What follows are some of the sentences that were highlighted by the time I finished reading the essay.

“True, there are plenty of religious people who seem arrogantly certain of their own interpretations, too.  They’re probably even more repulsive than atheists, at least to most of us here, but the fact is that the religious dogmatists’ problem is exactly the same as the story’s atheists – arrogance, blind certainty, a closed-mindedness that’s like an imprisonment so complete that the prisoner doesn’t even know he’s locked up.  The point here is that I think this is one part of what the liberal arts mantra of “teaching me how to think” is really supposed to mean: to be just a little less arrogant, to have some “critical awareness” about myself and my certainties… because a huge percentage of the stuff that I tend to be automatically certain of is, it turns out, totally wrong and deluded.”

“Probably the most dangerous thing about an academic education, at least in my own case, is that it enables my tendency to over-intellectualize stuff, to get lost in abstract thinking instead of simply paying attention to what’s going on in front of me.  Instead of paying attention to what’s going on inside me.  As I’m sure you guys know by now, it is extremely difficult to stay alert and attentive instead of getting hypnotized by the constant monologue inside your head.”

“‘Learning how to think’ really means learning how to exercise some control over how and what you think.”

“And I submit that this is what the real, no-shit value of your liberal arts education is supposed to be about: How to keep from going through your comfortable, prosperous, respectable adult life dead, unconscious, a slave to your head and to your natural default setting of being uniquely, completely, imperially alone, day in and day out.”

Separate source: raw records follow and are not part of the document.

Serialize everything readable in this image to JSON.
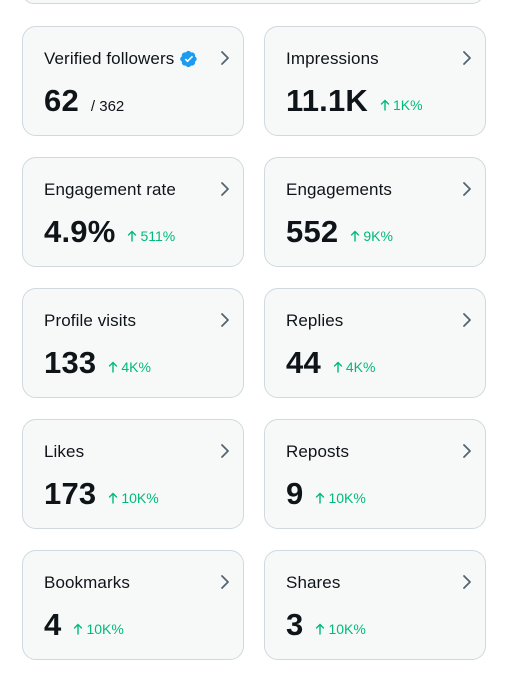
{
  "cards": [
    {
      "label": "Verified followers",
      "value": "62",
      "total": "/ 362",
      "change": "",
      "verified": true
    },
    {
      "label": "Impressions",
      "value": "11.1K",
      "total": "",
      "change": "1K%"
    },
    {
      "label": "Engagement rate",
      "value": "4.9%",
      "total": "",
      "change": "511%"
    },
    {
      "label": "Engagements",
      "value": "552",
      "total": "",
      "change": "9K%"
    },
    {
      "label": "Profile visits",
      "value": "133",
      "total": "",
      "change": "4K%"
    },
    {
      "label": "Replies",
      "value": "44",
      "total": "",
      "change": "4K%"
    },
    {
      "label": "Likes",
      "value": "173",
      "total": "",
      "change": "10K%"
    },
    {
      "label": "Reposts",
      "value": "9",
      "total": "",
      "change": "10K%"
    },
    {
      "label": "Bookmarks",
      "value": "4",
      "total": "",
      "change": "10K%"
    },
    {
      "label": "Shares",
      "value": "3",
      "total": "",
      "change": "10K%"
    }
  ],
  "colors": {
    "positive_change": "#00ba7c",
    "verified_badge": "#1d9bf0",
    "card_background": "#f7f9f9",
    "card_border": "#cfd9de"
  },
  "icons": {
    "chevron": "chevron-right-icon",
    "verified": "verified-badge-icon",
    "change": "up-arrow-icon"
  }
}
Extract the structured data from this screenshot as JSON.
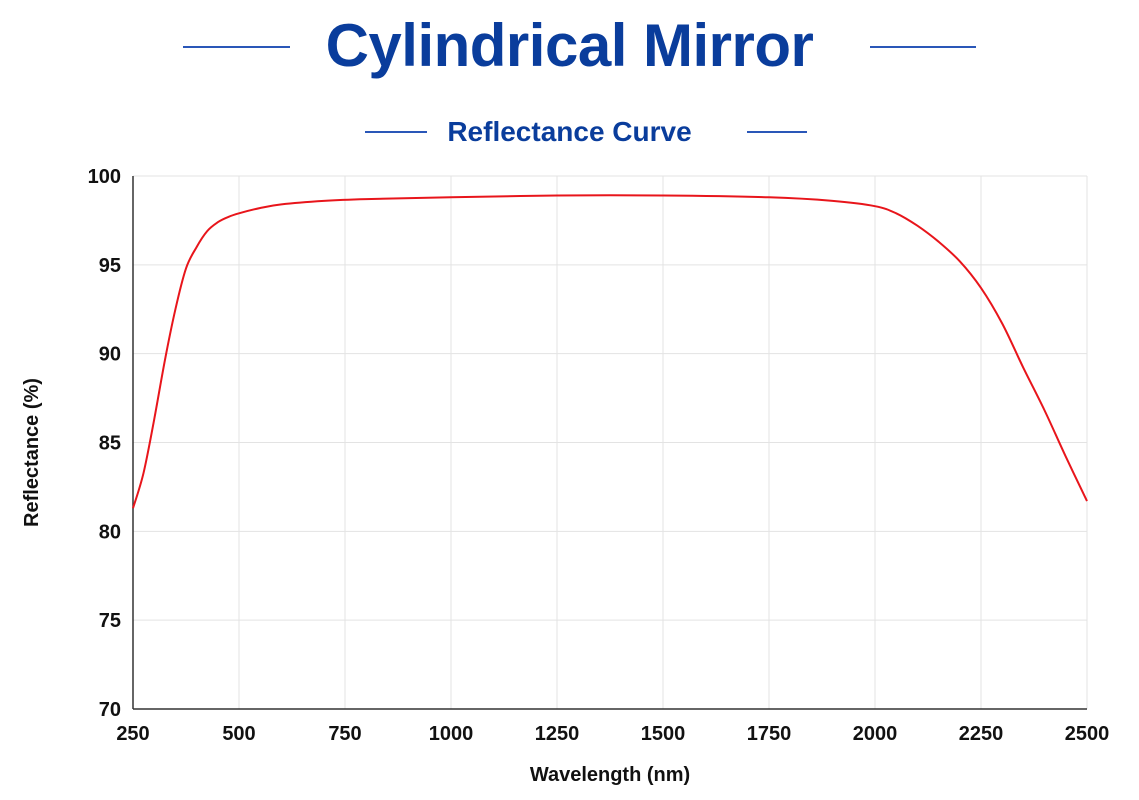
{
  "header": {
    "title": "Cylindrical Mirror",
    "subtitle": "Reflectance Curve"
  },
  "colors": {
    "title": "#0a3d9c",
    "rule": "#2a57b8",
    "curve": "#e8151b",
    "grid": "#e3e3e3",
    "axis": "#333333"
  },
  "chart_data": {
    "type": "line",
    "title": "Reflectance Curve",
    "xlabel": "Wavelength  (nm)",
    "ylabel": "Reflectance  (%)",
    "xlim": [
      250,
      2500
    ],
    "ylim": [
      70,
      100
    ],
    "xticks": [
      250,
      500,
      750,
      1000,
      1250,
      1500,
      1750,
      2000,
      2250,
      2500
    ],
    "yticks": [
      70,
      75,
      80,
      85,
      90,
      95,
      100
    ],
    "grid": true,
    "series": [
      {
        "x": [
          250,
          275,
          300,
          325,
          350,
          375,
          400,
          425,
          450,
          475,
          500,
          550,
          600,
          700,
          800,
          1000,
          1250,
          1500,
          1750,
          1900,
          2000,
          2050,
          2100,
          2150,
          2200,
          2250,
          2300,
          2350,
          2400,
          2450,
          2500
        ],
        "values": [
          81.3,
          83.3,
          86.3,
          89.6,
          92.5,
          94.8,
          96.0,
          96.9,
          97.4,
          97.7,
          97.9,
          98.2,
          98.4,
          98.6,
          98.7,
          98.8,
          98.9,
          98.9,
          98.8,
          98.6,
          98.3,
          97.9,
          97.2,
          96.3,
          95.2,
          93.7,
          91.7,
          89.2,
          86.8,
          84.2,
          81.7
        ]
      }
    ]
  }
}
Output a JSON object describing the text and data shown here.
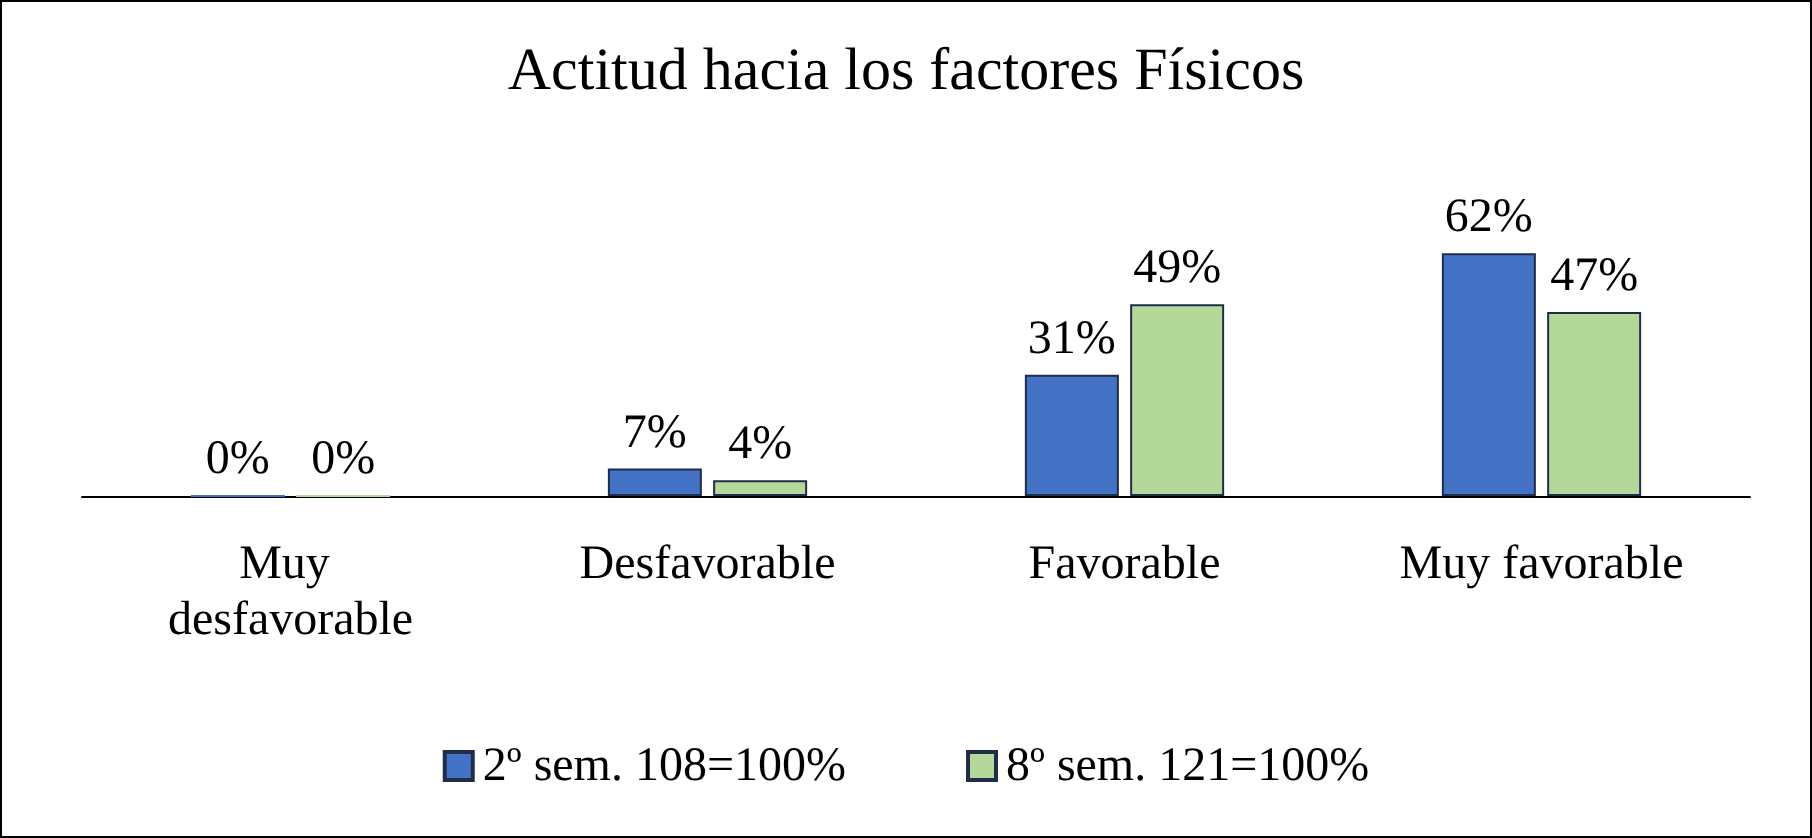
{
  "chart_data": {
    "type": "bar",
    "title": "Actitud hacia los factores Físicos",
    "categories": [
      "Muy desfavorable",
      "Desfavorable",
      "Favorable",
      "Muy favorable"
    ],
    "series": [
      {
        "name": "2º sem. 108=100%",
        "color": "#4472c4",
        "values": [
          0,
          7,
          31,
          62
        ],
        "value_labels": [
          "0%",
          "7%",
          "31%",
          "62%"
        ]
      },
      {
        "name": "8º sem. 121=100%",
        "color": "#b4d89a",
        "values": [
          0,
          4,
          49,
          47
        ],
        "value_labels": [
          "0%",
          "4%",
          "49%",
          "47%"
        ]
      }
    ],
    "legend": "bottom"
  }
}
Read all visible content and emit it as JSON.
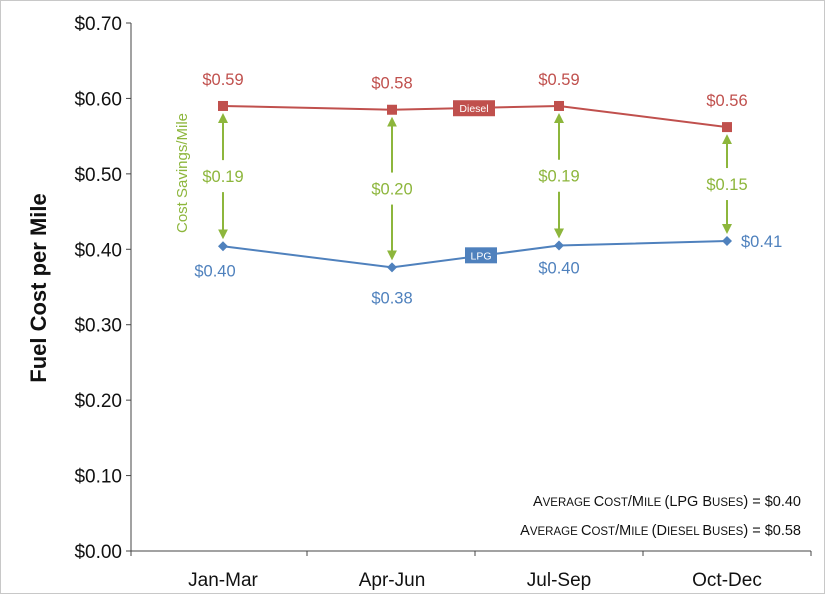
{
  "chart_data": {
    "type": "line",
    "categories": [
      "Jan-Mar",
      "Apr-Jun",
      "Jul-Sep",
      "Oct-Dec"
    ],
    "ylabel": "Fuel Cost per Mile",
    "ylim": [
      0,
      0.7
    ],
    "yticks": [
      "$0.00",
      "$0.10",
      "$0.20",
      "$0.30",
      "$0.40",
      "$0.50",
      "$0.60",
      "$0.70"
    ],
    "series": [
      {
        "name": "Diesel",
        "color": "#c0504d",
        "marker": "square",
        "values": [
          0.59,
          0.585,
          0.59,
          0.562
        ],
        "labels": [
          "$0.59",
          "$0.58",
          "$0.59",
          "$0.56"
        ]
      },
      {
        "name": "LPG",
        "color": "#4f81bd",
        "marker": "diamond",
        "values": [
          0.404,
          0.376,
          0.405,
          0.411
        ],
        "labels": [
          "$0.40",
          "$0.38",
          "$0.40",
          "$0.41"
        ]
      }
    ],
    "savings": {
      "caption": "Cost Savings/Mile",
      "color": "#8db63c",
      "labels": [
        "$0.19",
        "$0.20",
        "$0.19",
        "$0.15"
      ]
    },
    "notes": [
      {
        "segments": [
          {
            "t": "A",
            "s": "big"
          },
          {
            "t": "VERAGE ",
            "s": "small"
          },
          {
            "t": "C",
            "s": "big"
          },
          {
            "t": "OST",
            "s": "small"
          },
          {
            "t": "/",
            "s": "big"
          },
          {
            "t": "M",
            "s": "big"
          },
          {
            "t": "ILE ",
            "s": "small"
          },
          {
            "t": "(LPG B",
            "s": "big"
          },
          {
            "t": "USES",
            "s": "small"
          },
          {
            "t": ") = $0.40",
            "s": "big"
          }
        ]
      },
      {
        "segments": [
          {
            "t": "A",
            "s": "big"
          },
          {
            "t": "VERAGE ",
            "s": "small"
          },
          {
            "t": "C",
            "s": "big"
          },
          {
            "t": "OST",
            "s": "small"
          },
          {
            "t": "/",
            "s": "big"
          },
          {
            "t": "M",
            "s": "big"
          },
          {
            "t": "ILE ",
            "s": "small"
          },
          {
            "t": "(D",
            "s": "big"
          },
          {
            "t": "IESEL ",
            "s": "small"
          },
          {
            "t": "B",
            "s": "big"
          },
          {
            "t": "USES",
            "s": "small"
          },
          {
            "t": ") = $0.58",
            "s": "big"
          }
        ]
      }
    ],
    "grid": false,
    "legend": "inline on series lines"
  }
}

“If you’re automatically sure that you know what reality is and who and what is really important – if you want to operate on your default setting – then you, like me, probably will not consider possibilities that aren’t pointless and annoying.  But if you’ve really learned how to think, how to pay attention, then you will know you have other options.  It will actually be within your power to experience a crowded, hot, slow, consumer-hell-type situation as not only meaningful, but sacred, on fire with the same force that lit the stars – compassion, love, the subsurface unity of all things.”

“…Look, the insidious thing about these forms of worship is not that they’re evil or sinful; it is that they are unconscious.  They are default settings.  They’re the kind of worship you just gradually slip into, day after day, getting more and more selective about what you see and how you measure value without ever being fully aware that that’s what you’re doing.”

“The really important kind of freedom involves attention, and awareness, and discipline, and effort, and being able truly to care about other people and to sacrifice for them, over and over, in myriad petty little unsexy ways, every day.  That is real freedom.  That is being taught how to think.  The alternative is unconsciousness, the default setting, the ‘rat race’ – the constant, gnawing sense of having had and lose some infinite thing.”

“The capital-T Truth is about life before death.  It is about making it to thirty, or maybe even fifty, without wanting to shoot yourself in the head.  It is about the real value of a real education, which has nothing to do with grades or degrees and everything to do with simple awareness – awareness of what is so real and essential, so hidden in plain sight all around us, that we have to keep reminding ourselves over and over: ‘This is water’.  ‘This is water’.  ‘These Eskimos might be much more than they seem.’  It is unimaginably hard to do this – to live consciously, adultly, day in and day out.”